One critical case was the Kennedy administration’s preparation of the military coup in Brazil to overthrow the mildly social democratic Goulart government. The planned coup took place shortly after Kennedy’s assassination, establishing the first of a series of vicious National Security States and setting off a plague of repression throughout the continent that lasted through Reagan’s terrorist wars that devastated Central America in the 1980s. With the same justification, Kennedy’s 1962 military mission to Colombia advised the government to resort to “paramilitary, sabotage and/or terrorist activities against known communist proponents,” actions that “should be backed by the United States.” In the Latin American context, the phrase “known communist proponents” referred to labor leaders, priests organizing peasants, human rights activists, in fact anyone committed to social change in violent and repressive societies.
These principles were quickly incorporated into the training and practices of the military. The respected president of the Colombian Permanent Committee for Human Rights, former Minister of Foreign Affairs Alfredo Vásquez Carrizosa, wrote that the Kennedy administration “took great pains to transform our regular armies into counterinsurgency brigades, accepting the new strategy of the death squads,” ushering in what is known in Latin America as the National Security Doctrine,…not defense against an external enemy, but a way to make the military establishment the masters of the game [with] the right to combat the internal enemy, as set forth in the Brazilian doctrine, the Argentine doctrine, the Uruguayan doctrine, and the Colombian doctrine: it is the right to fight and to exterminate social workers, trade unionists, men and women who are not supportive of the establishment, and who are assumed to be communist extremists. And this could mean anyone, including human rights activists such as myself.



The reasons for intervention, subversion, terror, and repression are not obscure. They are summarized accurately by Patrice McSherry in the most careful scholarly study of Operation Condor, the international terrorist operation established with U.S. backing in Pinochet’s Chile: “the Latin American militaries, normally acting with the support of the U.S. government, overthrew civilian governments and destroyed other centers of democratic power in their societies (parties, unions, universities, and constitutionalist sectors of the armed forces) precisely when the class orientation of the state was about to change or was in the process of change, shifting state power to non-elite social sectors...Preventing such transformations of the state was a key objective of Latin American elites, and U.S. officials considered it a vital national security interest as well.” [5]

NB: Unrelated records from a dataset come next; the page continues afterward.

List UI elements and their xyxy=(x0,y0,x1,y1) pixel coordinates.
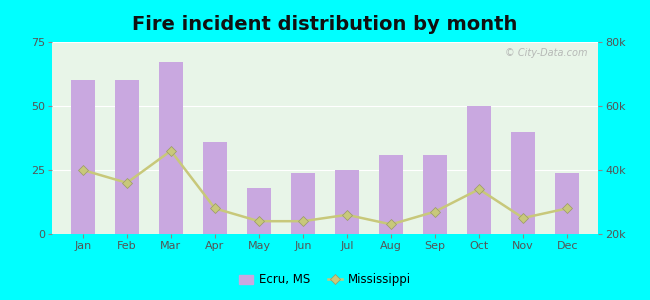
Bar xyxy=(71,80,95,234)
Legend: Ecru, MS, Mississippi: Ecru, MS, Mississippi xyxy=(234,269,416,291)
Bar xyxy=(423,154,447,234)
Bar xyxy=(247,188,271,234)
Bar xyxy=(555,172,579,234)
Bar xyxy=(291,172,315,234)
Bar xyxy=(511,132,535,234)
Bar xyxy=(335,170,359,234)
Bar xyxy=(159,62,183,234)
Bar xyxy=(203,142,227,234)
Bar xyxy=(115,80,139,234)
Bar xyxy=(379,154,403,234)
Text: Fire incident distribution by month: Fire incident distribution by month xyxy=(133,15,517,34)
Text: © City-Data.com: © City-Data.com xyxy=(504,48,587,58)
Bar xyxy=(467,106,491,234)
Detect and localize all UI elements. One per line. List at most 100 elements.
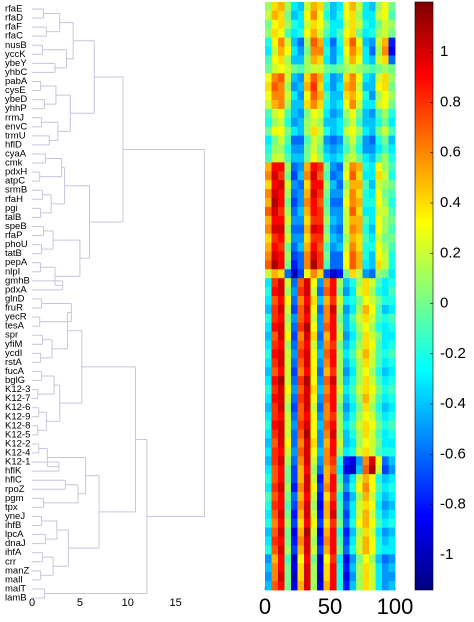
heatmap-cell [310,242,318,252]
heatmap-cell [388,492,396,502]
heatmap-cell [271,509,279,520]
heatmap-cell [375,287,383,297]
heatmap-cell [317,224,324,235]
heatmap-cell [349,518,357,529]
heatmap-cell [382,394,389,404]
heatmap-cell [271,189,279,199]
heatmap-cell [388,189,396,199]
heatmap-cell [388,385,396,395]
heatmap-cell [284,563,292,573]
heatmap-cell [356,438,363,448]
heatmap-cell [356,358,363,368]
heatmap-cell [349,198,357,208]
heatmap-cell [375,242,383,252]
heatmap-cell [291,296,298,306]
heatmap-cell [291,438,298,448]
heatmap-cell [330,153,337,163]
heatmap-cell [297,322,305,333]
heatmap-cell [388,313,396,324]
heatmap-cell [349,563,357,573]
heatmap-cell [323,465,331,475]
heatmap-cell [271,100,279,110]
heatmap-cell [330,331,337,341]
heatmap-cell [362,37,370,47]
heatmap-cell [343,189,350,199]
heatmap-cell [278,82,285,92]
heatmap-cell [375,46,383,56]
heatmap-cell [336,100,344,110]
heatmap-cell [297,358,305,368]
heatmap-cell [304,82,311,92]
heatmap-cell [349,73,357,83]
heatmap-cell [317,10,324,21]
heatmap-cell [271,91,279,101]
heatmap-cell [330,474,337,484]
heatmap-cell [323,447,331,457]
heatmap-cell [336,385,344,395]
colorbar [414,1,434,591]
heatmap-cell [330,82,337,92]
heatmap-cell [336,518,344,529]
heatmap-cell [356,171,363,181]
heatmap-cell [291,117,298,128]
heatmap-cell [297,420,305,431]
heatmap-cell [284,135,292,145]
heatmap-cell [271,135,279,145]
x-tick-label: 10 [122,597,134,609]
heatmap-cell [388,402,396,413]
heatmap-cell [336,456,344,466]
heatmap-cell [271,224,279,235]
heatmap-cell [356,215,363,226]
heatmap-cell [336,545,344,555]
heatmap-cell [382,19,389,30]
leaf-label: rfaF [5,22,22,33]
heatmap-cell [310,509,318,520]
colorbar-tick-label: -0.2 [440,345,466,362]
heatmap-cell [375,91,383,101]
heatmap-cell [317,394,324,404]
heatmap-cell [291,144,298,154]
heatmap-cell [278,509,285,520]
leaf-label: hflK [5,466,22,477]
heatmap-cell [362,313,370,324]
heatmap-cell [349,82,357,92]
heatmap-cell [362,189,370,199]
heatmap-cell [336,55,344,65]
heatmap-cell [330,215,337,226]
leaf-label: ycdI [5,348,22,359]
heatmap-cell [362,162,370,172]
heatmap-cell [323,37,331,47]
heatmap-cell [375,313,383,324]
heatmap-cell [310,385,318,395]
heatmap-cell [375,153,383,163]
heatmap-cell [356,126,363,137]
heatmap-cell [310,162,318,172]
heatmap-cell [291,287,298,297]
heatmap-cell [291,500,298,511]
heatmap-cell [271,215,279,226]
heatmap-cell [349,46,357,56]
heatmap-cell [382,420,389,431]
heatmap-cell [369,215,376,226]
heatmap-cell [323,527,331,537]
heatmap-cell [265,456,272,466]
heatmap-cell [388,572,396,582]
heatmap-cell [297,215,305,226]
heatmap-cell [336,509,344,520]
heatmap-cell [330,340,337,350]
heatmap-cell [323,91,331,101]
heatmap-cell [349,394,357,404]
heatmap-cell [336,198,344,208]
heatmap-cell [271,180,279,190]
heatmap-cell [297,251,305,261]
heatmap-cell [388,37,396,47]
heatmap-cell [349,189,357,199]
heatmap-cell [382,117,389,128]
heatmap-cell [388,135,396,145]
heatmap-cell [362,554,370,564]
heatmap-cell [297,10,305,21]
heatmap-cell [388,438,396,448]
heatmap-cell [265,420,272,431]
heatmap-cell [343,304,350,315]
heatmap-cell [310,180,318,190]
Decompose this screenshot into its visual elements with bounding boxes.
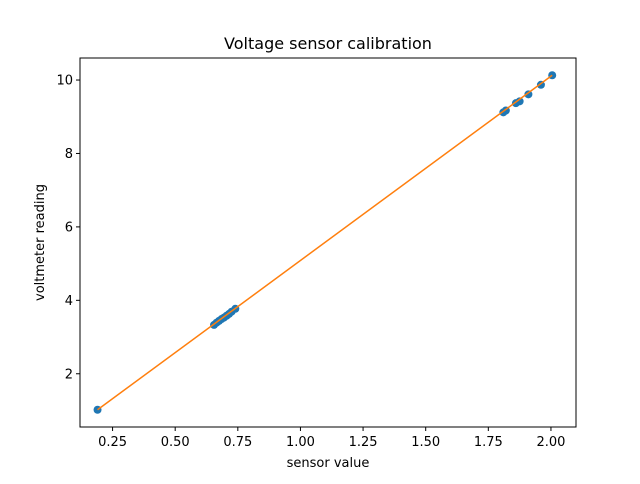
x-tick-label: 1.75 <box>474 435 503 450</box>
chart-title: Voltage sensor calibration <box>224 34 432 53</box>
x-tick-label: 1.50 <box>411 435 440 450</box>
y-tick-label: 6 <box>65 220 73 235</box>
scatter-point <box>524 90 533 99</box>
x-tick-label: 0.25 <box>98 435 127 450</box>
x-axis-label: sensor value <box>287 456 370 471</box>
x-axis-ticks: 0.25 0.50 0.75 1.00 1.25 1.50 1.75 2.00 <box>98 427 565 450</box>
y-axis-ticks: 2 4 6 8 10 <box>56 74 80 382</box>
y-tick-label: 10 <box>56 74 73 89</box>
x-tick-label: 2.00 <box>536 435 565 450</box>
x-tick-label: 1.25 <box>349 435 378 450</box>
y-tick-label: 4 <box>65 294 73 309</box>
x-tick-label: 0.75 <box>223 435 252 450</box>
y-tick-label: 2 <box>65 367 73 382</box>
x-tick-label: 0.50 <box>161 435 190 450</box>
scatter-point <box>515 97 524 106</box>
x-tick-label: 1.00 <box>286 435 315 450</box>
y-tick-label: 8 <box>65 147 73 162</box>
fit-line <box>97 74 553 411</box>
y-axis-label: voltmeter reading <box>33 184 48 301</box>
plot-area <box>93 71 557 414</box>
axes-frame <box>79 57 577 428</box>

It is easy to demonstrate that what are termed “national security interests” have only an incidental relation to the security of the nation, though they have a very close relation to the interests of dominant sectors within the imperial state, and to the general state interest of ensuring obedience.


The term “stability” is used here in its standard technical meaning: subordination to Washington’s will. There is no contradiction, for example, when liberal commentator James Chace, former editor of Foreign Affairs, explains that the United States sought to “destabilize a freely elected Marxist government in Chile” because “we were determined to seek stability” (under the Pinochet dictatorship).